These short writing sessions reflect assumptions underlying the current and innovative approaches to teaching and writing with holistic natural approaches. The most relevant assumptions are that writing should be taught for meaning rather than form, that writing should be taught as part of whole language, writing should be part of content area acquisition, and that writing should be practiced as a self-generated and self-actualizing activity. A few of the most commonly utilized holistic natural approaches include routine activities for writing purpose, the Language Experience Approach, storybooks or student written summaries as a source for intensive writing activities, journal writing, and creative writing.

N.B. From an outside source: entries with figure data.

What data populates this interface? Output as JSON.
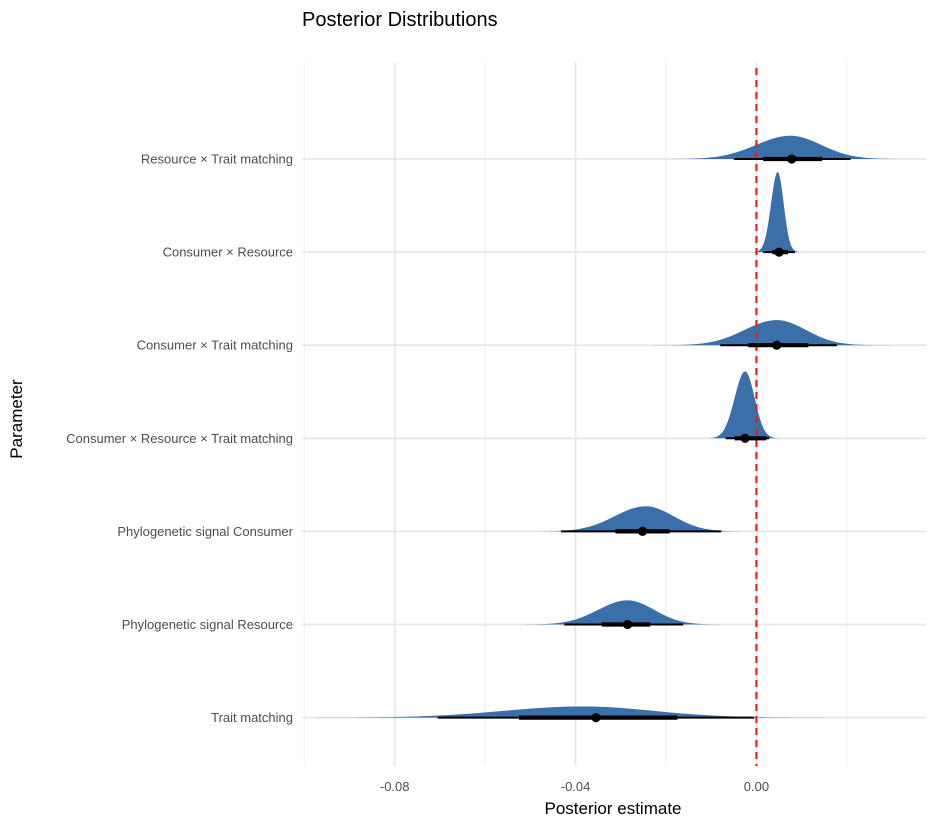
{
  "chart_data": {
    "type": "ridgeline",
    "title": "Posterior Distributions",
    "xlabel": "Posterior estimate",
    "ylabel": "Parameter",
    "xlim": [
      -0.1005,
      0.0375
    ],
    "x_ticks": [
      -0.08,
      -0.04,
      0.0
    ],
    "x_tick_labels": [
      "-0.08",
      "-0.04",
      "0.00"
    ],
    "x_minor_gridlines": [
      -0.1,
      -0.06,
      -0.02,
      0.02
    ],
    "reference_line": {
      "x": 0.0,
      "style": "dashed",
      "color": "#ee1c1c"
    },
    "fill_color": "#3a6fa9",
    "grid": true,
    "parameters": [
      {
        "label": "Resource × Trait matching",
        "mean": 0.0078,
        "mode": 0.0075,
        "sd": 0.0072,
        "height": 0.25,
        "ci_inner": [
          0.0015,
          0.0145
        ],
        "ci_outer": [
          -0.005,
          0.0208
        ]
      },
      {
        "label": "Consumer × Resource",
        "mean": 0.005,
        "mode": 0.0047,
        "sd": 0.0014,
        "height": 0.86,
        "ci_inner": [
          0.0035,
          0.007
        ],
        "ci_outer": [
          0.0015,
          0.0085
        ]
      },
      {
        "label": "Consumer × Trait matching",
        "mean": 0.0045,
        "mode": 0.0045,
        "sd": 0.0068,
        "height": 0.27,
        "ci_inner": [
          -0.0018,
          0.0115
        ],
        "ci_outer": [
          -0.008,
          0.0178
        ]
      },
      {
        "label": "Consumer × Resource × Trait matching",
        "mean": -0.0025,
        "mode": -0.0025,
        "sd": 0.0022,
        "height": 0.72,
        "ci_inner": [
          -0.0048,
          0.0022
        ],
        "ci_outer": [
          -0.0068,
          0.0028
        ]
      },
      {
        "label": "Phylogenetic signal Consumer",
        "mean": -0.0252,
        "mode": -0.0245,
        "sd": 0.0065,
        "height": 0.27,
        "ci_inner": [
          -0.0312,
          -0.0192
        ],
        "ci_outer": [
          -0.0432,
          -0.0078
        ]
      },
      {
        "label": "Phylogenetic signal Resource",
        "mean": -0.0285,
        "mode": -0.0285,
        "sd": 0.0062,
        "height": 0.26,
        "ci_inner": [
          -0.0342,
          -0.0235
        ],
        "ci_outer": [
          -0.0425,
          -0.0162
        ]
      },
      {
        "label": "Trait matching",
        "mean": -0.0355,
        "mode": -0.0385,
        "sd": 0.0165,
        "height": 0.12,
        "ci_inner": [
          -0.0525,
          -0.0175
        ],
        "ci_outer": [
          -0.0705,
          -0.0005
        ]
      }
    ]
  }
}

The following strategies and activities assume that the students have already experienced a cognitive presentation of background information on the bilingual education movement and that they have had adequate oral instruction on this material. One main resource for this presentation is
The Bilingual Education Act: 1988 Legislation
, written and compiled by Enrique M. Cubillos. This treatise contains a full text of the Bilingual Education Act of 1988 and it describes in detail the length of student participation in a program, the new provisions for funding, service activities and other changes. The 1988 Bilingual Education Act, which is part of P.L. 100-297 (The Hawkins/Stafford Elementary and Secondary School Improvement Amendments), is good reading and orientation for Hispanic students since this legislation reauthorizes bilingual education through September 30, 1993. The teacher should review this treatise with the students.
The target group for these activities could be Hispanic middle school students or other high school students. After the teacher has prepared the classroom with a bilingual education ambiance (writes key terms of the 1988 Act on large bright pieces of paper and hangs them on the walls, writes the names of famous bilingual persons such as the judges or other role models that have made the background presentations, puts soft Hispanic music on for a mellow background . . .), verbal summaries are elicited from the students. The teacher should also give a short summary of what was discussed and presented in the previous classroom sessions.